Diese Suche nach Teilhabe drückt sich auch in weiteren angesprochenen Affekten aus. Wut und Frust werden ausgelöst durch das in ihren Augen verbrecherische Verhalten der Regierung und der Reichen (Timon 11.5.); Angst bezieht sich auf die Gefahren für die Menschheit (MMS 27.6.) wie auf das eigene Risiko (DAB 24.4.), Schock wird ausgelöst von den harten, unmoralischen Urteilen der Gerichte (VTZ 22.4., Irma 9.5.). Dagegen sind die Proteste ein Aufschrei von Menschen, die sich übergangen fühlen, obwohl sie die Lage der Welt richtig sehen, während die Mächtigen lügen. Dieser Aufschrei richtet sich an vier Gruppen:

  • Die Politik (Lena 15.5.). Teils sprechen die Aktivist:innen allgemein von „der Politik“ (Lena 15.5.), teils von „der Regierung“ (Ronja 3.7.). Die Bundesregierung ist in den Selbstdarstellungen der wichtigste Gegner. Sie wird angeklagt (Henning 23.3.), sie ist orientierungslos (CSM 16.4.), die Regierungen sind die wahren Verbrecher (Daniel 19.4.). Dass Politik mehr bedeutet als die konkrete Regierung scheint den Aktivist:innen nicht klar.

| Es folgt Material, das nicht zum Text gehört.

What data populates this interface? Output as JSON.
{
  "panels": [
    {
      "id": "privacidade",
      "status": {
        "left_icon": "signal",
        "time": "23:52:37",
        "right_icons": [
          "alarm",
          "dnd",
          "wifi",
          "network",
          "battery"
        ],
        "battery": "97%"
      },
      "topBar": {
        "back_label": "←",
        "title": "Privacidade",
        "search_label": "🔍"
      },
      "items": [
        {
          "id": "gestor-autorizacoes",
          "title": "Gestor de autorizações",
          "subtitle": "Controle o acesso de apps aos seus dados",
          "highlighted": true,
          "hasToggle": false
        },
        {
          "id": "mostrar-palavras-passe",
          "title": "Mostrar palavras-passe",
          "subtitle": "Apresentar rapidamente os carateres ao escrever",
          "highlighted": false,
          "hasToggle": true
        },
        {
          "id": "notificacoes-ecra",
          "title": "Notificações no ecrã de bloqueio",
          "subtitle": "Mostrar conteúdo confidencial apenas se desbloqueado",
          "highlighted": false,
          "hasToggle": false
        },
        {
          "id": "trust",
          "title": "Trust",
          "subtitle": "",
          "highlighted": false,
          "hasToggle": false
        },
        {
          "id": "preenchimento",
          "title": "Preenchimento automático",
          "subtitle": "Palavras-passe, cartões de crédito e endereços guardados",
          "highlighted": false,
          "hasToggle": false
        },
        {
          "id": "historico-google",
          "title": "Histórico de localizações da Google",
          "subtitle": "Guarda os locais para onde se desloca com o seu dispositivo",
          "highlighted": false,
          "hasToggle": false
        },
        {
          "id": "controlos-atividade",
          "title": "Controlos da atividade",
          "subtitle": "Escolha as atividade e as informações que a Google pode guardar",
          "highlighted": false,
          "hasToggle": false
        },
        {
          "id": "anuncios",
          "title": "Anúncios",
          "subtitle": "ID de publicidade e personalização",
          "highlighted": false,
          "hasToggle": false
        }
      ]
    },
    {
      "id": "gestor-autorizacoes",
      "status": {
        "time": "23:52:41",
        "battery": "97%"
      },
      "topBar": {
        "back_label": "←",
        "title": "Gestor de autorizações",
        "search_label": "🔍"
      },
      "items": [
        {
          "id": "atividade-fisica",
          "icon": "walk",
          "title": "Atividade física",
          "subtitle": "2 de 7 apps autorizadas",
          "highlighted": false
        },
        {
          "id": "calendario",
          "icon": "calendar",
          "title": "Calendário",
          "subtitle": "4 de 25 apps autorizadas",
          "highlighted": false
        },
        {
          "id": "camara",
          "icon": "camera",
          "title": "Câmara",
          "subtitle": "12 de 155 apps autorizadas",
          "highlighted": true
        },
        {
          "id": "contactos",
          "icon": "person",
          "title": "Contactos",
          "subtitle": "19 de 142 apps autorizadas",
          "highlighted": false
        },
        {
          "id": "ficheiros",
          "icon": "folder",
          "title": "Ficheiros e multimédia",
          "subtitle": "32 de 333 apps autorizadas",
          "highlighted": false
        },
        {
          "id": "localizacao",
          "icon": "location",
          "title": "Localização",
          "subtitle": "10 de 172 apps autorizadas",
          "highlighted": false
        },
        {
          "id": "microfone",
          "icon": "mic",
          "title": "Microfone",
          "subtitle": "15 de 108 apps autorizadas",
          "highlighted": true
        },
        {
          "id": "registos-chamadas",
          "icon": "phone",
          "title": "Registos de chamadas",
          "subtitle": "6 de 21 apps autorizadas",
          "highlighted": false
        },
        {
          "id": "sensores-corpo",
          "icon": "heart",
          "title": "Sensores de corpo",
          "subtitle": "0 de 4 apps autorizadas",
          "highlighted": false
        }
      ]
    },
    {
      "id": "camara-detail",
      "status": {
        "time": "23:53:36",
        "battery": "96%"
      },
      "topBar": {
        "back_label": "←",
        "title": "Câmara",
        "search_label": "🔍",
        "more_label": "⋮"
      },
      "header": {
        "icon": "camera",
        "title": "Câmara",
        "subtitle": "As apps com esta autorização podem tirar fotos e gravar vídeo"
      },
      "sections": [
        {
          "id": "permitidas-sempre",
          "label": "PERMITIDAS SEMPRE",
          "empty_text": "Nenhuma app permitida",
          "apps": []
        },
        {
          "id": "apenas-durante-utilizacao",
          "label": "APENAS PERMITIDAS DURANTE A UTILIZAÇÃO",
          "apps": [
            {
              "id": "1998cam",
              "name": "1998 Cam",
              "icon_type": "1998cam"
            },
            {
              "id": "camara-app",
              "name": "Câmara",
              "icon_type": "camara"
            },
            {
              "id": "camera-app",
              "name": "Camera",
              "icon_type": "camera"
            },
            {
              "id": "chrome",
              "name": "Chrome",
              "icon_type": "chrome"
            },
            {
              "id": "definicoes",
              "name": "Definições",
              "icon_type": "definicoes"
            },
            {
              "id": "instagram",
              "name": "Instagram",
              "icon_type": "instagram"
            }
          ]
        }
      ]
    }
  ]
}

  • Die Reichen. Timon 11.5. und Moritz 28.6. attackieren die Jahreshauptversammlung von Porsche, Judith 19.6. beteiligt sich an Protesten auf Sylt. Diese Proteste weichen von der üblichen Strategie der Letzten Generation ab, denn sie wirken auf Ziele, die als besonders umweltschädigend angesehen werden.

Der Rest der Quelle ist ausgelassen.